In 1862, the writer cast his lot with the daughter of doctor Andrei Bers, Sophia. The young family settled in Yasnaya Polyana, where Sofya Andreevna diligently tried to provide an atmosphere for literary work husband. At this time, Leo Tolstoy was actively working on the creation of the epic “War and Peace”, and also, reflecting life in Russia after the reform, wrote the novel “Anna Karenina”.

In the 80s, Tolstoy moved with his family to Moscow, seeking to educate his growing children. Watching the hungry life ordinary people, Lev Nikolaevich contributes to the opening of about 200 free tables for those in need. Also at this time, the writer published a number of topical articles about the famine, strongly condemning the policies of the rulers.

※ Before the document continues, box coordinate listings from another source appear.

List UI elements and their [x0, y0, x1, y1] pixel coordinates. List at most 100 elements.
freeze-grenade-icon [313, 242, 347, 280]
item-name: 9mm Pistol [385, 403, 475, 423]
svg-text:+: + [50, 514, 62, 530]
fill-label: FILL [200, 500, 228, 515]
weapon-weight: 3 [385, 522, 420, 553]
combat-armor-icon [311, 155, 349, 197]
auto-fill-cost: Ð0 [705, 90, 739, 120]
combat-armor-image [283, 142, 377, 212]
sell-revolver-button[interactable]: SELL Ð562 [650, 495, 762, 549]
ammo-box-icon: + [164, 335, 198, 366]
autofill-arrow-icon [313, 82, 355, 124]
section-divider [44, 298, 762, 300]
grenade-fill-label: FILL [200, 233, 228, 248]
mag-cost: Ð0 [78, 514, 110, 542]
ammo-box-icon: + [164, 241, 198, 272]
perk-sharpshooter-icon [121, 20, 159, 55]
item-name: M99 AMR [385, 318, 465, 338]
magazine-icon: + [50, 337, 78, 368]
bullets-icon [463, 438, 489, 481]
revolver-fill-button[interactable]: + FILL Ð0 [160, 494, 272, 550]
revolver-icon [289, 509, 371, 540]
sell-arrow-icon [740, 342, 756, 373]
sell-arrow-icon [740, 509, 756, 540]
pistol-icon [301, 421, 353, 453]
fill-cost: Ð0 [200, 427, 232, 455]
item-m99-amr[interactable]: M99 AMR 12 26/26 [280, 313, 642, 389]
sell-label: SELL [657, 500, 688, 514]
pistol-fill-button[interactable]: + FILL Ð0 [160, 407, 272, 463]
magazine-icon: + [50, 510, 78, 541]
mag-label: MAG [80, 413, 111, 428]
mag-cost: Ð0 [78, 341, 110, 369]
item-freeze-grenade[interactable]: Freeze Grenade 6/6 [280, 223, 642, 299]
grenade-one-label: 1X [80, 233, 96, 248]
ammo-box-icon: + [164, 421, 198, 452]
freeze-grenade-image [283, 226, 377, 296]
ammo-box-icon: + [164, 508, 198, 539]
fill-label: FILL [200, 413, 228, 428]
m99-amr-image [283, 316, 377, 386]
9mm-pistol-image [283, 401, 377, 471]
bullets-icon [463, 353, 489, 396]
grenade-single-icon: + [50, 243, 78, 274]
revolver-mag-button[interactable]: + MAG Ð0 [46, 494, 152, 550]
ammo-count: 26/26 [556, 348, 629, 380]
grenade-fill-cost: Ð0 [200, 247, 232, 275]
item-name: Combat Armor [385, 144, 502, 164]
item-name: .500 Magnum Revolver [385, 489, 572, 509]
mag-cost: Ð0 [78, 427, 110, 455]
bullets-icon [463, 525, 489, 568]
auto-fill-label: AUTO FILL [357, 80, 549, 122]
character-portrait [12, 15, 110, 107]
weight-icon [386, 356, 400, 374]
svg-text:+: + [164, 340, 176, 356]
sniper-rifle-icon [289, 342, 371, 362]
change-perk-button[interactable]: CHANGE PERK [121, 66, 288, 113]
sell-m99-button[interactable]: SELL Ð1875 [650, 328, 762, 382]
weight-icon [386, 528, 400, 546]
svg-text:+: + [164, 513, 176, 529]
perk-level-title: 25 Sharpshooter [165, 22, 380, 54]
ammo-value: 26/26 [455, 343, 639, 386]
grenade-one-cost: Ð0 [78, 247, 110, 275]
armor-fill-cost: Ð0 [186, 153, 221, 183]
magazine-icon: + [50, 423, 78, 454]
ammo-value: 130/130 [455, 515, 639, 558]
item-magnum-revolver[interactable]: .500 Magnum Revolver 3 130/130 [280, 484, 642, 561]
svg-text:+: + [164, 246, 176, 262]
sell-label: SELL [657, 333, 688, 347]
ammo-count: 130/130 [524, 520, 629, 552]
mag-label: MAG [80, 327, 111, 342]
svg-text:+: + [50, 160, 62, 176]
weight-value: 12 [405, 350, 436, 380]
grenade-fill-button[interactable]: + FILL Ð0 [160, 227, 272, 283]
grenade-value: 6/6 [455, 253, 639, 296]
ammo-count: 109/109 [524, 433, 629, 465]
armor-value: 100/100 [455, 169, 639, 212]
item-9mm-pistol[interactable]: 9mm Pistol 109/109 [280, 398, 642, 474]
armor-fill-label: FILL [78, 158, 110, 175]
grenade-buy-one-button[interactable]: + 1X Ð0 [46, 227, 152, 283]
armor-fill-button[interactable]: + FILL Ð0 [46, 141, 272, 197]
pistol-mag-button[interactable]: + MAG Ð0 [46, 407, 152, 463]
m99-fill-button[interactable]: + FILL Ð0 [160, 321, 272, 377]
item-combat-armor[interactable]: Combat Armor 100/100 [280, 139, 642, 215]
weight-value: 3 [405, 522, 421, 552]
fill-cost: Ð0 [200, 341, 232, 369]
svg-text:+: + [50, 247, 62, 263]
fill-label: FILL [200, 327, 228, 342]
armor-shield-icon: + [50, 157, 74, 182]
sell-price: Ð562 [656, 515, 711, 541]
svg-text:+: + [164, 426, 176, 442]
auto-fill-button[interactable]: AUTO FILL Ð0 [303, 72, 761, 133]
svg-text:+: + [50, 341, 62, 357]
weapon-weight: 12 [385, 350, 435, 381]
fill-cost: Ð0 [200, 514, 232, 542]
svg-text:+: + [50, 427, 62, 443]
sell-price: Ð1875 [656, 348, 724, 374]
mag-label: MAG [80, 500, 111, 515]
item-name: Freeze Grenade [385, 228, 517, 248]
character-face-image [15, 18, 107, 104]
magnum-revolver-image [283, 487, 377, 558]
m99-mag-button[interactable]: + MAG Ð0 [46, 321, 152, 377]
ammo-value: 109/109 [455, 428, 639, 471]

The period of literature of the 80-90s includes: the story “The Death of Ivan Ilyich”, the drama “The Power of Darkness”, the comedy “Fruits of Enlightenment”, the novel “Sunday”. For his strong attitude against religion and autocracy, Leo Tolstoy was excommunicated from the church.

last years of life

In 1901 - 1902 the writer became seriously ill. For the purpose of a speedy recovery, the doctor strongly recommends a trip to Crimea, where Leo Tolstoy spends six months. Last trip the prose writer to Moscow took place in 1909.

Beginning in 1881, the writer sought to leave Yasnaya Polyana and retire, but stayed, not wanting to hurt his wife and children. On October 28, 1910, Leo Tolstoy nevertheless decided to take a conscious step and live the rest of his years in a simple hut, refusing all honors.

An unexpected illness on the road becomes an obstacle to the writer’s plans and he spends his last seven days of life in the house of the station master. The day of death of an outstanding literary and public figure became November 20, 1910.